One of the real advantages of a corporate theory is its capacity to help senior managers overcome their own inherent biases in evaluating investments. Senior managers are all too often inclined toward divvying resources up more evenly than is optimal or simply carrying last year’s investment pattern forward. Alternatively, they may go entirely hands off and allow business units to retain and invest whatever excess cash they generate. Or, they may adopt a simplifying, but rather ill-conceived portfolio model that preclassifies businesses into investment categories that shapes the types of investments that will be considered by each. All of these are a poor substitute for the critical task of composing a corporate theory and then evaluating the merits of the strategic experiments that it reveals.
Well-crafted theories help managers identify unique, underpriced opportunities for creating value through investment, pinpointing which combination of new and existing assets will create value not yet built into the share price. As illustrated by the case of Monsanto and many other companies, managers must be prepared to stick with their theories until performance proves or disproves the accuracy of their theories and their ability to implement them. Following a theory can also reduce, though it may not eliminate, many of the cognitive and behavioral distortions that plague conventional investment processes. Finally, patterns of investment are a key vehicle through which theories are tested, and through which investors evaluate these theories for their own portfolios.
LESSONS LEARNED
Whether you are acquiring whole corporations or specific assets—or even hiring people—in order to create value, you need to acquire these assets at prices that are less than the value you can create with them. A well-thought-out corporate theory makes spotting such bargains more likely.

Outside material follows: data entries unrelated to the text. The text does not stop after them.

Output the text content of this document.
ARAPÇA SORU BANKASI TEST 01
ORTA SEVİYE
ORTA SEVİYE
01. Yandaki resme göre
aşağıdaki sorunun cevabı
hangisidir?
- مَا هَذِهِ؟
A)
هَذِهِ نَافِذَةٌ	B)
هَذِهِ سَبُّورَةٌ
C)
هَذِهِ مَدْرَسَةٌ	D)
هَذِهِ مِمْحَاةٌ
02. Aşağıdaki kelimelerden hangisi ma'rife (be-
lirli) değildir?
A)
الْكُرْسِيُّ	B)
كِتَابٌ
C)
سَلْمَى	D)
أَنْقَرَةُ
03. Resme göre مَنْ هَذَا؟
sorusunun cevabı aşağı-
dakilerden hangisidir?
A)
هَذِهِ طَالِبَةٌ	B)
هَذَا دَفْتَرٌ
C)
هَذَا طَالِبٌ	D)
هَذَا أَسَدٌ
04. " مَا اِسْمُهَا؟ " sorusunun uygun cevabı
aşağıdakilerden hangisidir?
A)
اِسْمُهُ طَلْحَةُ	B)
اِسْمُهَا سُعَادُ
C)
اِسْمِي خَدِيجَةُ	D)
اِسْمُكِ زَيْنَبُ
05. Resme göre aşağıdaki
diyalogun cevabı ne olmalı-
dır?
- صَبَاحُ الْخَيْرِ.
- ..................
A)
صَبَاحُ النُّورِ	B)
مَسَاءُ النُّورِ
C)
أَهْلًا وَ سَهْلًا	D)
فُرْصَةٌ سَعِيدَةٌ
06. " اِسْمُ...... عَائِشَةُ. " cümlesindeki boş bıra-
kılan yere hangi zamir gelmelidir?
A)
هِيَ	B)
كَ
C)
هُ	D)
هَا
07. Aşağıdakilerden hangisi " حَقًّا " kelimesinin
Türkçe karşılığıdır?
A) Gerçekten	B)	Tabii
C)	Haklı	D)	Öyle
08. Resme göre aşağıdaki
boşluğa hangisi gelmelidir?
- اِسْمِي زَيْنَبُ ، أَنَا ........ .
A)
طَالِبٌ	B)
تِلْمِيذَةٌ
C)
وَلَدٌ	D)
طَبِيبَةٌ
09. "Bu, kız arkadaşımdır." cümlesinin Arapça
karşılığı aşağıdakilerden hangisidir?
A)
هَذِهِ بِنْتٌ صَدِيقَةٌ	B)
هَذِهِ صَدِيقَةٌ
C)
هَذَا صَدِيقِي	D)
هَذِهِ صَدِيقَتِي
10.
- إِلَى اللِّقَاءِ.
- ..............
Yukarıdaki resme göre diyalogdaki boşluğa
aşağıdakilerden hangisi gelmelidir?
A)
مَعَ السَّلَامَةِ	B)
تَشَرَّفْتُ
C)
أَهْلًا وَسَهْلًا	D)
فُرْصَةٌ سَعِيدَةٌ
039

The capacity to spot bargains comes from one of two sources. Either cross-sight and foresight reveal complementarity among assets that others cannot see, or insight reveals complements to available assets that you uniquely possess. Either path is entirely about uniqueness. Without this uniqueness in your corporate theory, other firms may well be better at implementing your theory than you are.
However, it is not enough to craft a well-sighted theory that reveals unique complementarities. As the difficulties experienced by Steve Jobs illustrate, the financial markets may not be convinced by a firm’s theory, which means that it may never get the chance to test its theory. As we will see in chapter 3, this problem arises precisely because the value in your theory’s three unique sights are not obvious or easy to verify, and financial markets are almost structurally conditioned to discount them. Overcoming this problem to successfully sell the theory to investors is the next challenge facing the corporate theory builder.